It was November 1996. I was on holiday in London with my friend-since-we-were-4 years old, Bill (his real name). It was a holiday of drunken debauchery that...well, as far as drunken debauchery goes, it was pretty lame, but we were having fun. The weather was getting chilly, and our days were spent alone (mine in various museums, his mostly at the Gap on Kensington High Street) but our evenings were spent blissfully together hanging out in gay bars and enjoying the theatre. We were in gay bars because Bill, being gay, preferred them. I actually had a bouncer or two question me, "Do you know this a gay bar?" I'd point at Bill and say " That's why I brought this queen!" Yes, it was a happy time.

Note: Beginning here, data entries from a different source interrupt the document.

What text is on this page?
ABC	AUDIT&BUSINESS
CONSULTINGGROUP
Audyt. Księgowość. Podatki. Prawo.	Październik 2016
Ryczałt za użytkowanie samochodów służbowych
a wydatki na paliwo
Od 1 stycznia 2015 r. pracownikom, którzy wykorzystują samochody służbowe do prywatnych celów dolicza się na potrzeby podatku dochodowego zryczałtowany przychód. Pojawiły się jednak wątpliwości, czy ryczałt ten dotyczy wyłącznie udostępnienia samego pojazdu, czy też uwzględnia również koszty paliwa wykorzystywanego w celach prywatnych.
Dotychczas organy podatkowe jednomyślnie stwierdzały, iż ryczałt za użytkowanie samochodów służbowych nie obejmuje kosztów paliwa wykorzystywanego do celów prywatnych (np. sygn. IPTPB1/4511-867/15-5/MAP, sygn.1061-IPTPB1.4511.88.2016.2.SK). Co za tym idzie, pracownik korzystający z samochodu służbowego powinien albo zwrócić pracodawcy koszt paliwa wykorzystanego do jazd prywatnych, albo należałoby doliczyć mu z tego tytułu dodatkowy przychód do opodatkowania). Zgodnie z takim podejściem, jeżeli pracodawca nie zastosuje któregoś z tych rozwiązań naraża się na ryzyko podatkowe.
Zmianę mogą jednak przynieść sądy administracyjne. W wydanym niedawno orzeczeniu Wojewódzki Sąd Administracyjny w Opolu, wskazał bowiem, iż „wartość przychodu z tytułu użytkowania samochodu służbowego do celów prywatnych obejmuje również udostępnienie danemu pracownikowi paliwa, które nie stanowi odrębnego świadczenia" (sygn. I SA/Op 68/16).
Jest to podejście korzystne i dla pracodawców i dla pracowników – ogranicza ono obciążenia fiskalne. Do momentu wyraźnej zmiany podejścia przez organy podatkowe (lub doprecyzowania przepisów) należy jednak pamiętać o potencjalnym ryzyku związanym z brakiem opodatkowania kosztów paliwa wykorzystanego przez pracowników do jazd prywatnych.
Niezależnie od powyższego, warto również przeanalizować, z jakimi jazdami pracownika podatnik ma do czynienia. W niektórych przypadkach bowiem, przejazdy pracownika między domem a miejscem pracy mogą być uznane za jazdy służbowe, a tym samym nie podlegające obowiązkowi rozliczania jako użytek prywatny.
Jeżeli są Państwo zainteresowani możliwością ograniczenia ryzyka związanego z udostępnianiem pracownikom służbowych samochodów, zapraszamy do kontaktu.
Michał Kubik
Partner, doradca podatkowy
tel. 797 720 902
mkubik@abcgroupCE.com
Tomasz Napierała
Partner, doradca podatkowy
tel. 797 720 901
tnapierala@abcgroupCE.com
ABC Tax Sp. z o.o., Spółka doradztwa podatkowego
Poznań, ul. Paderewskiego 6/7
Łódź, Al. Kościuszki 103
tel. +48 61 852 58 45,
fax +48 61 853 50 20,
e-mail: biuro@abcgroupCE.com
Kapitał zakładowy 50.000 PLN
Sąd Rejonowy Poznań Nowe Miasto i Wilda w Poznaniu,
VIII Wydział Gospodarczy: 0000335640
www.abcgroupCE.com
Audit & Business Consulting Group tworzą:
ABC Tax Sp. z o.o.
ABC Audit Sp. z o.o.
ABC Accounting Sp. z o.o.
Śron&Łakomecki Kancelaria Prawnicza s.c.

So, we busied ourselves seeing plays with the likes of Maggie Smith, (I wanted to meet her and thank her for reproducing. Toby to be precise.) and Joe Fiennes. I had seen him the previous year in "A View From the Bridge" and found him marvelous and gifted. At that time, I was not yet finding Joe attractive, I mean I found him good looking, but I wasn't overly ga-ga about it. I was impressed by his acting, not his looks. I am glad for that now, because even though I find him heavenly, I can honestly say that it was his acting and his ability that made me appreciate him first. A Real Fan of Joe-that's me. (And I'm single for a change. Look me up.)

A day before I had gotten tickets for "The Herbal Bed", as Bill and I sat at supper, I was telling him about Joe and the RSC and how we really should go. He wasn't too keen, so then I told him - too bad, I got the tickets, and he was going anyway. So, after a day of Gap shopping (him) and a visit to the St. Thomas Operating Theatre Museum and the still being constructed Globe Theatre (me), we met back at our hotel to get ready for the theatre.

We were running late, and planned to eat after, so we rush right out to our nearest tube stop and board our train. This is the London Underground, and true to form, construction or some such held up the trains, so we sat in a tunnel for a good 20 minutes. Not planning for such holdups, and like I said we were running very late, by the time we got to the Barbican stop, the play was beginning, and we still had a short walk to get to the theatre.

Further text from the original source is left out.